The formal definition goes something like this:
Given (infinite) sequence of real numbers X0, X1, X2, ... Xn ...
we say Xn converges to a given number L
if for every positive error that you think, there is a Xm
such that every element Xn
that comes after Xm
differs from L
by less than that error.
Example:
Imagine a sequence as such:
- X0 = 1
- X1 = 0.1
- X2 = 0.01
- X3 = 0.001
- X4 =0.0001
- ...
- Xn = 1/(10^n)
Does Xn converge to zero? Yes! Why?
Think of an error E (for example, E = 0.0025
). Is there a element in the sequence that after that every element is below 0.025
? Yes! That element is X3 = 0.001
. After X2, every XN
is below 0.0025
. Can this be done to every E > 0? Yes. For every positive error that we choose, we can see how many zeroes it has before its first decimal point and the sequence will be lower that it starting from the element that has the same number of zeroes.
This means that Xn = 1/(10^5) converges to 0
. As in "it can get closer and closer to zero" as much as we want.
What does it mean for an algorithm to converge?
"Technically" what converges is not the algorithm, but a value the algorithm is manipulating or iterating. For example, lets say we are writing an algorithm that prints all the digits of PI.
The algorithm starts printing numbers like:
- X0 = 3.14
- X1 = 3.141
- X2 = 3.1415
- X3 = 3.14159
- ...
We could ask ourselves: does the algorithm print numbers every increasingly close to PI? In other words, does the sequence X0, X1, ... XN ...
that our algorithm prints converges to PI?
If so, we say our algorithm converges to PI.
We are usually interested in proving the correctness of an algorithm.
Usually, when we write an algorithm, we are interested in knowing if the solution the algorithm provides is the correct one for the problem it solves. This can sometimes come in the form of a convergence.
In general, algorithms have what we call metrics. A metric is a number that we give to a given result that the algorithm produces. For instance, in A.I / Machine Learning iterative algorithms it is very common for us to keep track of the "error" that the algorithm is generating based on the input. This error is a metric.
In those iterative algorithms, every step generates a different error. And what the algorithm tries to do is to minimize that error so it ever gets smaller and smaller. We say that the algorithm converges if it sequence of errors converges.
In those cases, the global optimum
is usually defined as the setup that has the lowest error possible. In that case, the "algorithm converges to the global optimum" means that "the algorithm generates errors in a sequence that converges to the lowest error possible".
If the "global optimum" is our "correct solution", stating that our algorithm converges is the same as stating that our algorithm is correct.

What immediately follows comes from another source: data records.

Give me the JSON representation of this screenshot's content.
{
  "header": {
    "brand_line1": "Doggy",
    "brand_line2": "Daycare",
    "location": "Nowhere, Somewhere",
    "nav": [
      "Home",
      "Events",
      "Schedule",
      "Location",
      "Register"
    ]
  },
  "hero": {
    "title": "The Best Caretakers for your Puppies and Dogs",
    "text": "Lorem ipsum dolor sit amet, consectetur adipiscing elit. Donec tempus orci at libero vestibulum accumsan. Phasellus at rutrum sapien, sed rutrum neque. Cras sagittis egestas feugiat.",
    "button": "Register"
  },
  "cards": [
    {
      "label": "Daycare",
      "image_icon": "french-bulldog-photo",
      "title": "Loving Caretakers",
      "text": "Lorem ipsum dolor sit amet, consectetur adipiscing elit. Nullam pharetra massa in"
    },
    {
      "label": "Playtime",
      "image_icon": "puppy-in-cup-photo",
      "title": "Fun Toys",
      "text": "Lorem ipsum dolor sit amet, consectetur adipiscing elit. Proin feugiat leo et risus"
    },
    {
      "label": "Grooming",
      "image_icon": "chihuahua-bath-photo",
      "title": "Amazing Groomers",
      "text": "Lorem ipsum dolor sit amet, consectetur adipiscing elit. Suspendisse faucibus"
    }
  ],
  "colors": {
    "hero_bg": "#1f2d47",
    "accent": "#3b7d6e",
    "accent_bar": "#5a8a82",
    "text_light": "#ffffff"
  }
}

Also, keep in mind that stating that an algorithm converges requires a proof (as we did for our 0.001, 0.0001, ..., example).
As example, a classifier
An example of this could be in the case of a classifier. Suppose we want to classify if numbers are odd or even using a machine learning algorithm, and that we have the following dataset:
- (1, odd)
- (2, even)
- (3, odd)
- (77, odd)
- (4, even)
Our algorithm for every set of numbers spits for each of them if they are even or odd. For that, we can define a metric error as being the number of times it got wrong divided by the total number of elements that were given.
So, if our algorithm spits the following:
- (1, even) // wrong
- (2, even)
- (3, even) // wrong
- (77, even) // wrong
- (4, even)
Our error metric would be 3/5 = 0.6
. Now lets say we run the algorithm again and it now spits:
- (1, even) // wrong
- (2, even)
- (3, odd)
- (77, odd)
- (4, even)
Our error metric would be 1/5 = 0.2
.
Lets say it runs more and more times, and our sequence of errors look something like this:
0.6, 0.2, 0.1, 0.01, 0.000456, 0.00000543, 0.000000000444 ....
So the big question is: will our algorithm ever be zero? Will it ever converge to zero? Will our algorithm every converge? Can we prove that eventually it will get it right (or as close to right as possible)?
Hopefully so :)